The Good Life

Tuesday, September 21, 2004

Sigh, it's true, they all like to brag about it. sad but true, isn't it.

And setbacks just comes in the most unusual and unlikely ways.

my happiness is not in my hands now. it's in u pple's hands. if u are successful, i might feel happy for u. As for me, success is elusive.

out and down. that song really sings my thoughts aloud.

Don't u all see this every morning?

All around me are familiar faces
Worn out places, worn out faces
Bright and early for their daily races
Going nowhere, going nowhere

Even more haunting is this:

Went to school and I was very nervous
No one knew me, no one knew me
Hello teacher tell me what's my lesson
Look right through me, look right through me

suddenly, when u are down, even the simplest thing seemed difficult and troublesome. it burdens me heavily. still unsure of my future career path. seems like i suck at everything. it's amazing huh? after all, i got pretty good grades in sec school and jc. wat happened?

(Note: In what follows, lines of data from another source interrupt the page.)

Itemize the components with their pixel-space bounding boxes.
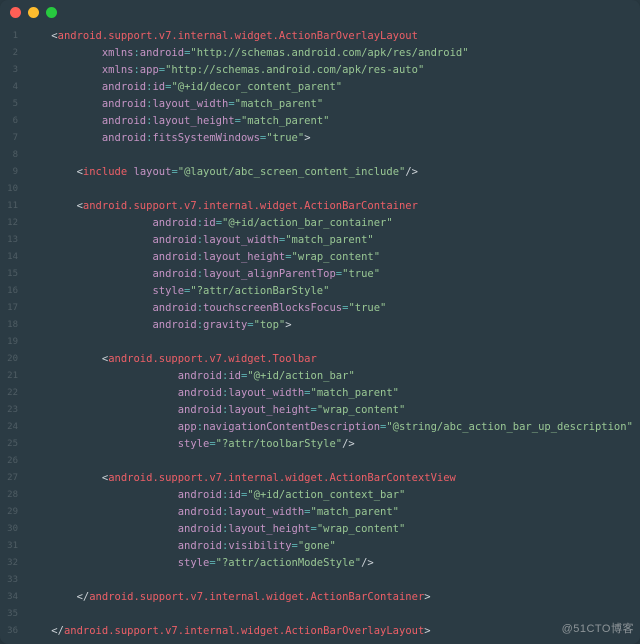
line-number: 20 <box>0 351 18 368</box>
code-line: android:layout_width="match_parent" <box>26 385 640 402</box>
line-number: 23 <box>0 402 18 419</box>
code-line <box>26 606 640 623</box>
code-line: android:layout_height="wrap_content" <box>26 402 640 419</box>
titlebar <box>0 0 640 24</box>
code-line: android:touchscreenBlocksFocus="true" <box>26 300 640 317</box>
code-line: android:visibility="gone" <box>26 538 640 555</box>
line-number: 17 <box>0 300 18 317</box>
code-line: android:id="@+id/decor_content_parent" <box>26 79 640 96</box>
line-number: 10 <box>0 181 18 198</box>
line-number: 25 <box>0 436 18 453</box>
code-line: android:layout_width="match_parent" <box>26 504 640 521</box>
line-number: 13 <box>0 232 18 249</box>
line-number: 6 <box>0 113 18 130</box>
line-number: 31 <box>0 538 18 555</box>
line-number: 29 <box>0 504 18 521</box>
line-number: 16 <box>0 283 18 300</box>
line-number: 33 <box>0 572 18 589</box>
line-number: 21 <box>0 368 18 385</box>
code-line: android:layout_height="wrap_content" <box>26 521 640 538</box>
line-number: 30 <box>0 521 18 538</box>
code-line <box>26 572 640 589</box>
code-line: xmlns:android="http://schemas.android.co… <box>26 45 640 62</box>
code-line <box>26 181 640 198</box>
code-line: android:id="@+id/action_context_bar" <box>26 487 640 504</box>
code-line: <android.support.v7.widget.Toolbar <box>26 351 640 368</box>
code-line: android:layout_width="match_parent" <box>26 232 640 249</box>
code-line: </android.support.v7.internal.widget.Act… <box>26 623 640 640</box>
watermark: @51CTO博客 <box>562 621 634 638</box>
line-number: 8 <box>0 147 18 164</box>
line-number: 3 <box>0 62 18 79</box>
code-line: </android.support.v7.internal.widget.Act… <box>26 589 640 606</box>
line-number: 4 <box>0 79 18 96</box>
line-number: 34 <box>0 589 18 606</box>
code-line: <android.support.v7.internal.widget.Acti… <box>26 470 640 487</box>
zoom-icon[interactable] <box>46 7 57 18</box>
code-line <box>26 453 640 470</box>
line-number: 35 <box>0 606 18 623</box>
line-number: 2 <box>0 45 18 62</box>
line-number: 1 <box>0 28 18 45</box>
line-number: 14 <box>0 249 18 266</box>
code-line: android:layout_height="match_parent" <box>26 113 640 130</box>
line-number: 36 <box>0 623 18 640</box>
line-number: 5 <box>0 96 18 113</box>
line-number: 27 <box>0 470 18 487</box>
code-line: <android.support.v7.internal.widget.Acti… <box>26 28 640 45</box>
code-window: 1234567891011121314151617181920212223242… <box>0 0 640 644</box>
line-number: 12 <box>0 215 18 232</box>
code-line: xmlns:app="http://schemas.android.com/ap… <box>26 62 640 79</box>
code-line <box>26 147 640 164</box>
code-line: android:fitsSystemWindows="true"> <box>26 130 640 147</box>
line-number: 22 <box>0 385 18 402</box>
close-icon[interactable] <box>10 7 21 18</box>
line-number: 9 <box>0 164 18 181</box>
line-number: 15 <box>0 266 18 283</box>
minimize-icon[interactable] <box>28 7 39 18</box>
code-line: android:id="@+id/action_bar" <box>26 368 640 385</box>
code-line: android:id="@+id/action_bar_container" <box>26 215 640 232</box>
code-line: style="?attr/actionBarStyle" <box>26 283 640 300</box>
line-number: 26 <box>0 453 18 470</box>
line-number: 19 <box>0 334 18 351</box>
line-number: 24 <box>0 419 18 436</box>
editor: 1234567891011121314151617181920212223242… <box>0 24 640 640</box>
line-number: 28 <box>0 487 18 504</box>
code-line: android:layout_height="wrap_content" <box>26 249 640 266</box>
code-line: <include layout="@layout/abc_screen_cont… <box>26 164 640 181</box>
line-number: 32 <box>0 555 18 572</box>
code-line: app:navigationContentDescription="@strin… <box>26 419 640 436</box>
code-line: android:layout_width="match_parent" <box>26 96 640 113</box>
code-line: android:layout_alignParentTop="true" <box>26 266 640 283</box>
line-number: 7 <box>0 130 18 147</box>
line-number-gutter: 1234567891011121314151617181920212223242… <box>0 28 26 640</box>
line-number: 18 <box>0 317 18 334</box>
code-line: style="?attr/toolbarStyle"/> <box>26 436 640 453</box>
code-line <box>26 334 640 351</box>
code-line: <android.support.v7.internal.widget.Acti… <box>26 198 640 215</box>
code-line: android:gravity="top"> <box>26 317 640 334</box>
code-line: style="?attr/actionModeStyle"/> <box>26 555 640 572</box>
code-area: <android.support.v7.internal.widget.Acti… <box>26 28 640 640</box>
line-number: 11 <box>0 198 18 215</box>
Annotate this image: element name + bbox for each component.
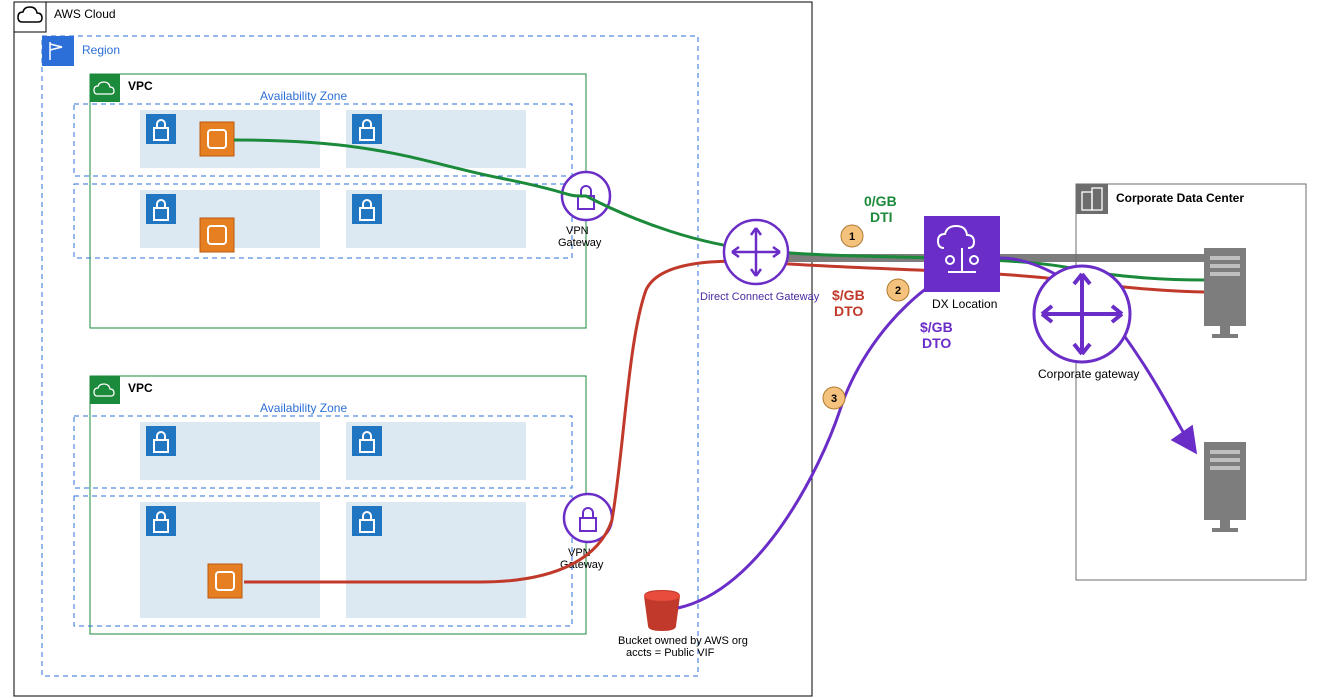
vpn-gateway-2: VPN Gateway <box>560 494 612 571</box>
vpc2-label: VPC <box>128 381 153 395</box>
lock-icon <box>352 426 382 456</box>
svg-text:3: 3 <box>831 393 837 405</box>
vpc1-subnet-a2 <box>346 110 526 168</box>
svg-text:$/GB: $/GB <box>832 287 865 303</box>
step-badge-2: 2 <box>887 279 909 301</box>
vpc2-az-label: Availability Zone <box>260 401 347 415</box>
corp-dc-group: Corporate Data Center <box>1076 184 1306 580</box>
step-badge-3: 3 <box>823 387 845 409</box>
dti-label: 0/GB DTI <box>864 193 897 225</box>
lock-icon <box>146 194 176 224</box>
vpc1-label: VPC <box>128 79 153 93</box>
vpc2-subnet-a2 <box>346 422 526 480</box>
vpc2-subnet-b1 <box>140 502 320 618</box>
dto2-label: $/GB DTO <box>920 319 953 351</box>
lock-icon <box>352 506 382 536</box>
svg-text:$/GB: $/GB <box>920 319 953 335</box>
vpc2-subnet-a1 <box>140 422 320 480</box>
vpn-gw1-l2: Gateway <box>558 237 602 249</box>
vpn-gw1-l1: VPN <box>566 225 589 237</box>
corp-gw-label: Corporate gateway <box>1038 367 1139 381</box>
svg-text:2: 2 <box>895 285 901 297</box>
svg-text:DTO: DTO <box>922 335 951 351</box>
bucket-l2: accts = Public VIF <box>626 647 715 659</box>
step-badge-1: 1 <box>841 225 863 247</box>
svg-text:1: 1 <box>849 231 855 243</box>
region-label: Region <box>82 43 120 57</box>
corporate-gateway: Corporate gateway <box>1034 266 1139 381</box>
server-icon <box>1204 248 1246 338</box>
lock-icon <box>352 114 382 144</box>
lock-icon <box>352 194 382 224</box>
dx-loc-label: DX Location <box>932 297 997 311</box>
svg-text:DTO: DTO <box>834 303 863 319</box>
vpc1-subnet-a1 <box>140 110 320 168</box>
chip-icon <box>208 564 242 598</box>
aws-cloud-label: AWS Cloud <box>54 7 116 21</box>
lock-icon <box>146 506 176 536</box>
lock-icon <box>146 426 176 456</box>
chip-icon <box>200 122 234 156</box>
dx-location: DX Location <box>924 216 1000 311</box>
dto1-label: $/GB DTO <box>832 287 865 319</box>
lock-icon <box>146 114 176 144</box>
vpn-gateway-1: VPN Gateway <box>558 172 610 249</box>
vpc2-subnet-b2 <box>346 502 526 618</box>
chip-icon <box>200 218 234 252</box>
vpc1-subnet-b2 <box>346 190 526 248</box>
bucket-l1: Bucket owned by AWS org <box>618 635 748 647</box>
svg-text:Gateway: Gateway <box>560 559 604 571</box>
vpc1-az-label: Availability Zone <box>260 89 347 103</box>
svg-text:0/GB: 0/GB <box>864 193 897 209</box>
dx-gw-label: Direct Connect Gateway <box>700 291 820 303</box>
s3-bucket: Bucket owned by AWS org accts = Public V… <box>618 590 748 659</box>
svg-text:DTI: DTI <box>870 209 893 225</box>
server-icon <box>1204 442 1246 532</box>
vpc1-subnet-b1 <box>140 190 320 252</box>
corp-dc-label: Corporate Data Center <box>1116 191 1244 205</box>
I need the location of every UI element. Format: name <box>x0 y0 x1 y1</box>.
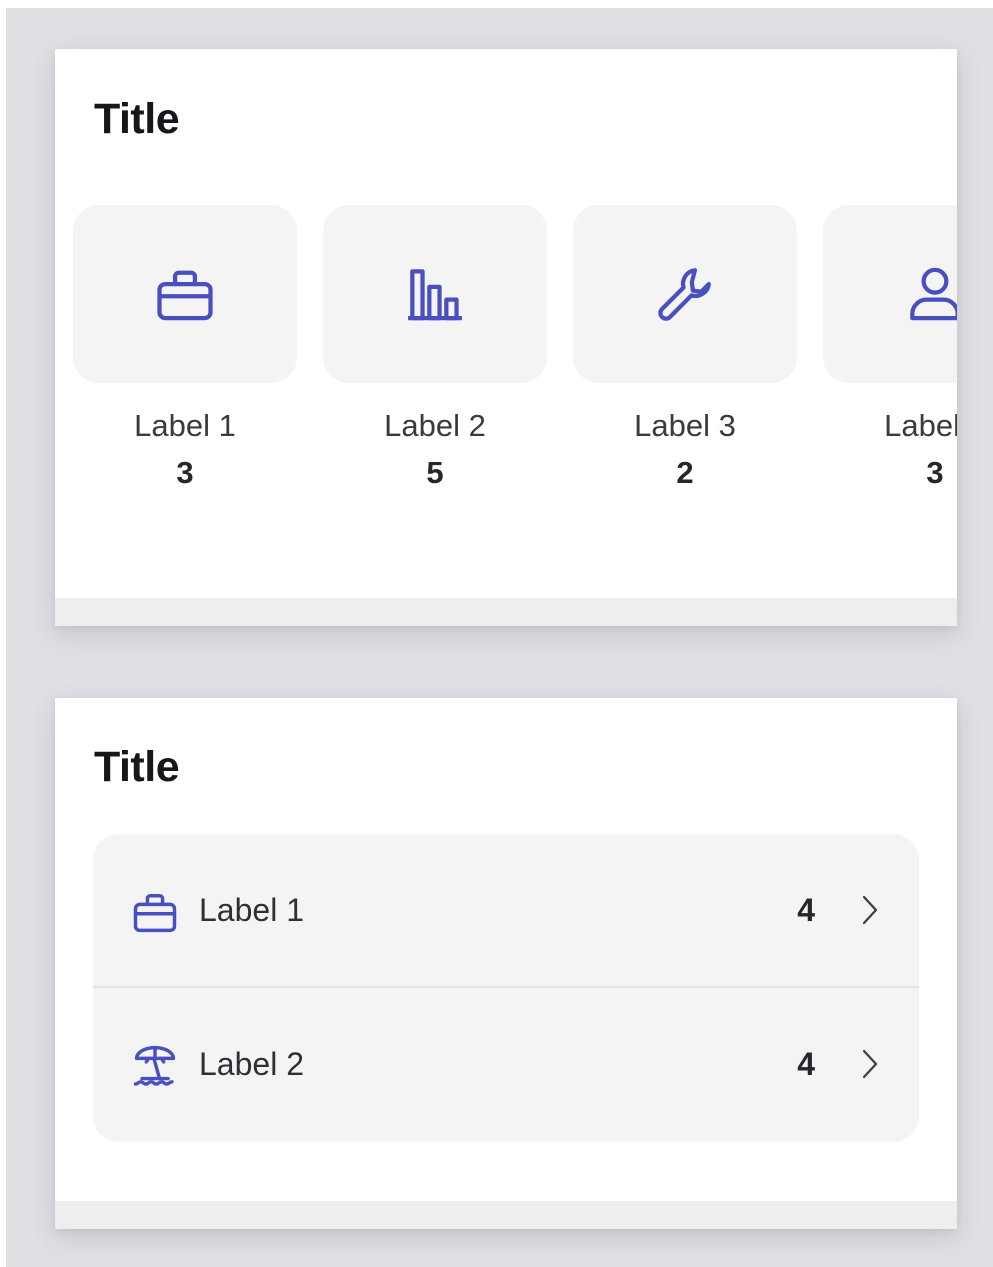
tile-label: Label 3 <box>634 408 736 443</box>
tile-label: Label 4 <box>884 408 957 443</box>
card-footer-strip <box>55 1201 957 1229</box>
tile-icon-box <box>323 205 547 383</box>
list-item-label: Label 2 <box>199 1046 304 1082</box>
wrench-icon <box>658 268 711 321</box>
person-icon <box>910 267 957 321</box>
section-title: Title <box>94 95 180 143</box>
tile-item-label-3[interactable]: Label 3 2 <box>573 205 797 505</box>
tile-label: Label 1 <box>134 408 236 443</box>
list-item-count: 4 <box>797 892 815 928</box>
card-footer-strip <box>55 598 957 626</box>
chevron-right-icon <box>862 895 878 925</box>
briefcase-icon <box>133 894 177 933</box>
tile-item-label-2[interactable]: Label 2 5 <box>323 205 547 505</box>
tile-label: Label 2 <box>384 408 486 443</box>
section-title: Title <box>94 743 180 791</box>
bar-chart-icon <box>408 269 462 321</box>
list-item-label-2[interactable]: Label 2 4 <box>93 988 919 1140</box>
tile-item-label-4[interactable]: Label 4 3 <box>823 205 957 505</box>
tile-icon-box <box>823 205 957 383</box>
tile-count: 3 <box>176 455 194 490</box>
tile-count: 5 <box>426 455 444 490</box>
category-list: Label 1 4 Label 2 4 <box>93 834 919 1142</box>
category-list-card: Title Label 1 4 Label 2 4 <box>55 698 957 1229</box>
briefcase-icon <box>157 270 213 321</box>
category-tiles-card: Title Label 1 3 Label 2 5 Label 3 2 Labe… <box>55 49 957 626</box>
tile-count: 2 <box>676 455 694 490</box>
list-item-label-1[interactable]: Label 1 4 <box>93 834 919 986</box>
tile-icon-box <box>573 205 797 383</box>
tile-item-label-1[interactable]: Label 1 3 <box>73 205 297 505</box>
chevron-right-icon <box>862 1049 878 1079</box>
list-item-label: Label 1 <box>199 892 304 928</box>
beach-umbrella-icon <box>133 1045 176 1086</box>
tile-icon-box <box>73 205 297 383</box>
tile-carousel[interactable]: Label 1 3 Label 2 5 Label 3 2 Label 3 <box>73 205 957 505</box>
tile-count: 3 <box>926 455 944 490</box>
list-item-count: 4 <box>797 1046 815 1082</box>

i was told to challenge myself. haha. yeah, sometimes i tell myself that too. things just not gg my way and i'm too weary to encourage or motivate myself sometimes. i'm procrastinating and wasting away...blogging and wallowing in the almost dry self-pity i used to drown myself in.

And I find it kinda funny
I find it kinda sad
The dreams in which I'm dying
Are the best I've ever had

playing catch up. i've been doing that all my life, haven't i? i dream of an eternal slumber sometimes.